Maldição
Haiti
(Ignácio Ramonet - 12/2004)
A
epopéia se inicia em 1659, quando os franceses – conseqüência do Tratado de
los Pirineus - começam a colonizar a parte ocidental de Santo Domingo. E a
transformá-la pouco a pouco em uma imensa plantação de cana de açúcar. Para
trabalhar e cortar essa cana trazem da África milhares de escravos mediante o
abominável negócio do tráfico. Como faziam também as demais potências
- Espanha, Holanda, Inglaterra, Dinamarca - que dominavam o Caribe.
Estima-se
que em 1784, uns 100.000 franceses possuíam 7.800 plantações e mais de
500.000 escravos. Cada ano, nessa época os colonos brancos importavam uns
30.000 escravos cuja rentabilidade era altíssima. Por essas datas Santo Domingo
produzia 75% de todo o açúcar que se consumia no mundo. A meio caminho entre o
manjar dos reis e o medicamento panacéia (lhe atribuíam, em particular
virtudes afrodisíacas), o açúcar era então um caro produto de luxo consumido
por todas as realezas e burguesias da Europa.
Mas
invocando os grandes ideais da Revolução Francesa, esses escravos se sublevam
em 14 de agosto de 1791 sob o comando de Toussaint Louverture, chamado o Espártaco
negro . A guerra durará 13 anos, se caracterizará por sua crueldade e suas
atrozes matanças. Para tentar sufocar a insurreição, Napoleão (casado com
Josefina, una crioula dominicana) manda uma expedição de 43.000 veteranos, que
serão derrotados pela febre amarela e pela formidável estratégia guerreira
dos chefes insurretos. Em 18 de novembro de 1803, na batalha final de Vertières,
os rebeldes comandados por Capois La Mort derrotam os franceses capitaneados
pelo temível Donatien Rochambeau. A guerra termina com um saldo
espantoso: 150.000 escravos e 70.000 franceses mortos (destes uns 20.000
crioulos).
Em
1º de janeiro de 1804, na praça de armas da cidade de Gonaïves, ante uma
multidão em júbilo, se proclama a independência da ilha de Santo Domingo, que
toma então seu antigo nome índio de Haiti. Esta proclamação soa como uma
bomba em todo o continente americano. Os escravos negros, submetidos a una
dominação infernal, demonstravam que, por sua própria luta, sem a ajuda de
ninguém, podiam conquistar a liberdade. E que, baseando-se nas idéias do
Iluminismo e das Luzes, podiam criar uma nação nova de homens livres.
Simón
Bolivar, que se refugiara um tempo no Haiti, entenderá a mensagem. E graças à
promessa de acabar com a escravidão,
conseguirá
que negros e índios se somem à luta pela independência da América do Sul.
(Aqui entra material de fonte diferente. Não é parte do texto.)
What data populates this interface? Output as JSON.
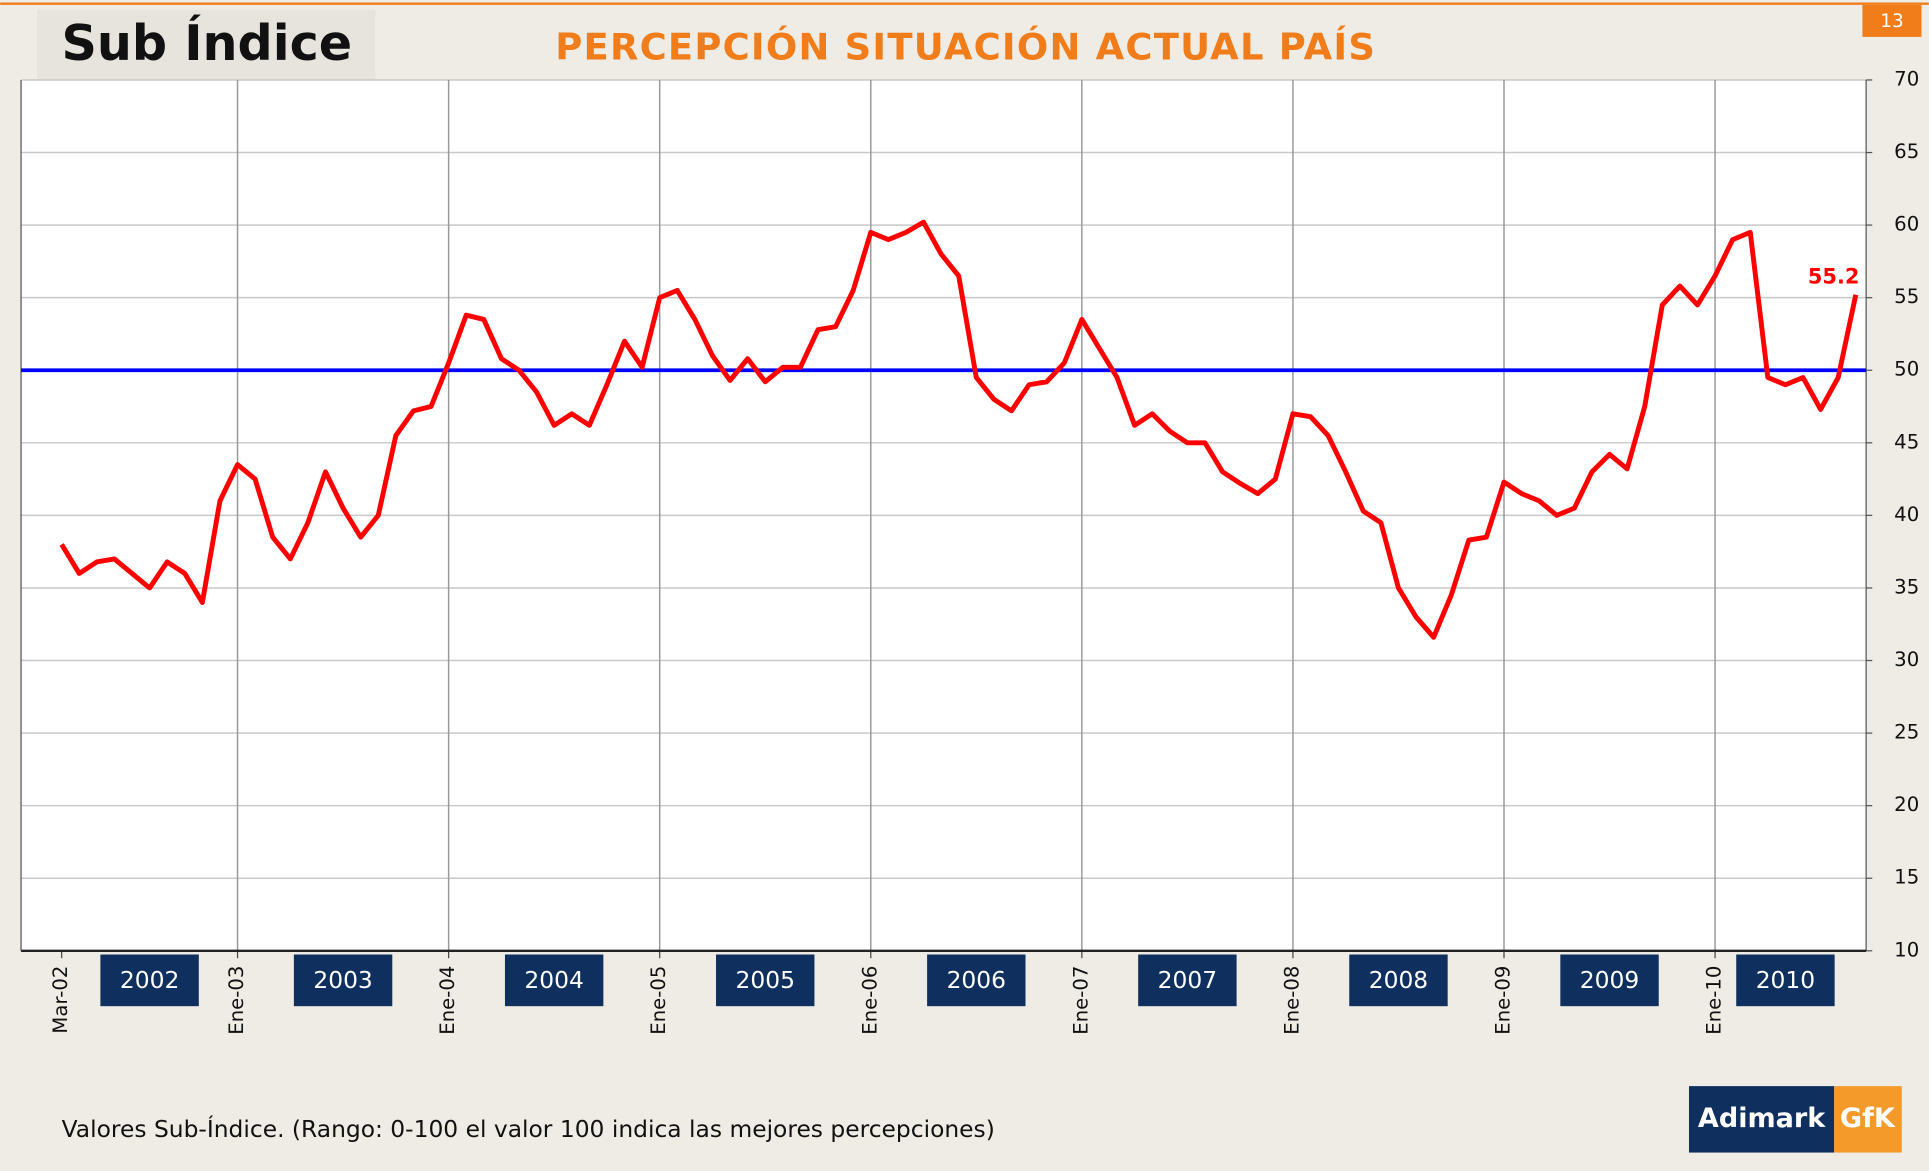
{
  "header": "Sub Índice",
  "page_number": "13",
  "chart_data": {
    "type": "line",
    "title": "PERCEPCIÓN SITUACIÓN ACTUAL PAÍS",
    "categories": [
      "Mar-02",
      null,
      null,
      null,
      null,
      null,
      null,
      null,
      null,
      null,
      "Ene-03",
      null,
      null,
      null,
      null,
      null,
      null,
      null,
      null,
      null,
      null,
      null,
      "Ene-04",
      null,
      null,
      null,
      null,
      null,
      null,
      null,
      null,
      null,
      null,
      null,
      "Ene-05",
      null,
      null,
      null,
      null,
      null,
      null,
      null,
      null,
      null,
      null,
      null,
      "Ene-06",
      null,
      null,
      null,
      null,
      null,
      null,
      null,
      null,
      null,
      null,
      null,
      "Ene-07",
      null,
      null,
      null,
      null,
      null,
      null,
      null,
      null,
      null,
      null,
      null,
      "Ene-08",
      null,
      null,
      null,
      null,
      null,
      null,
      null,
      null,
      null,
      null,
      null,
      "Ene-09",
      null,
      null,
      null,
      null,
      null,
      null,
      null,
      null,
      null,
      null,
      null,
      "Ene-10",
      null,
      null,
      null,
      null,
      null,
      null,
      null,
      null
    ],
    "series": [
      {
        "name": "Sub-Índice",
        "color": "#ff0000",
        "values": [
          38,
          36,
          36.8,
          37,
          36,
          35,
          36.8,
          36,
          34,
          41,
          43.5,
          42.5,
          38.5,
          37,
          39.5,
          43,
          40.5,
          38.5,
          40,
          45.5,
          47.2,
          47.5,
          50.5,
          53.8,
          53.5,
          50.8,
          50,
          48.5,
          46.2,
          47,
          46.2,
          49,
          52,
          50.2,
          55,
          55.5,
          53.5,
          51,
          49.3,
          50.8,
          49.2,
          50.2,
          50.2,
          52.8,
          53,
          55.5,
          59.5,
          59,
          59.5,
          60.2,
          58,
          56.5,
          49.5,
          48,
          47.2,
          49,
          49.2,
          50.5,
          53.5,
          51.5,
          49.5,
          46.2,
          47,
          45.8,
          45,
          45,
          43,
          42.2,
          41.5,
          42.5,
          47,
          46.8,
          45.5,
          43,
          40.3,
          39.5,
          35,
          33,
          31.6,
          34.5,
          38.3,
          38.5,
          42.3,
          41.5,
          41,
          40,
          40.5,
          43,
          44.2,
          43.2,
          47.5,
          54.5,
          55.8,
          54.5,
          56.5,
          59,
          59.5,
          49.5,
          49,
          49.5,
          47.3,
          49.5,
          55.2
        ]
      }
    ],
    "last_value_label": true,
    "reference_line": {
      "value": 50,
      "color": "#0000ff"
    },
    "year_labels": [
      "2002",
      "2003",
      "2004",
      "2005",
      "2006",
      "2007",
      "2008",
      "2009",
      "2010"
    ],
    "ylim": [
      10,
      70
    ],
    "yticks": [
      10,
      15,
      20,
      25,
      30,
      35,
      40,
      45,
      50,
      55,
      60,
      65,
      70
    ],
    "grid": true
  },
  "footnote": "Valores Sub-Índice. (Rango: 0-100 el valor 100 indica las mejores percepciones)",
  "logo": {
    "left": "Adimark",
    "right": "GfK"
  }
}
Uma participação que se revelará decisiva.
O
mal exemplo do Haiti aterrorizou sem dúvida a todas as potências que -apesar
da proibição do tráfico pelo Congresso de Viena em 1815- continuaram
autorizando a infame escravidão. Havia que fazê-lo pagar. E ninguém ajudou a
nova república negra. Ao contrário, todos a boicotaram. Com as penúrias, o país
caiu em guerras civis que arrasaram o território, múltiplas vezes incendiado.
Quase desapareceram os frondosos bosques e a vegetação tropical. Depois chegou
o tempo da ocupação pelos Estados Unidos que durou 35 anos (de 1915 a 1934).
Vieram logo novos ditadores, e entre eles alguns -como Papa Doc Duvalier- dos
mais despóticos e mais tirânicos que o mundo tenha jamais conhecido.
Ainda hoje continua a instabilidade política. E a miséria crônica. E a AIDs. O Haiti é hoje um dos países mais pobres do mundo. Como se se prolongasse o castigo aos escravos por haverem ousado libertar-se. Como se para o Haiti, e por um efeito contrário do vudu, a libertação se tivesse transformado em uma infinita maldição.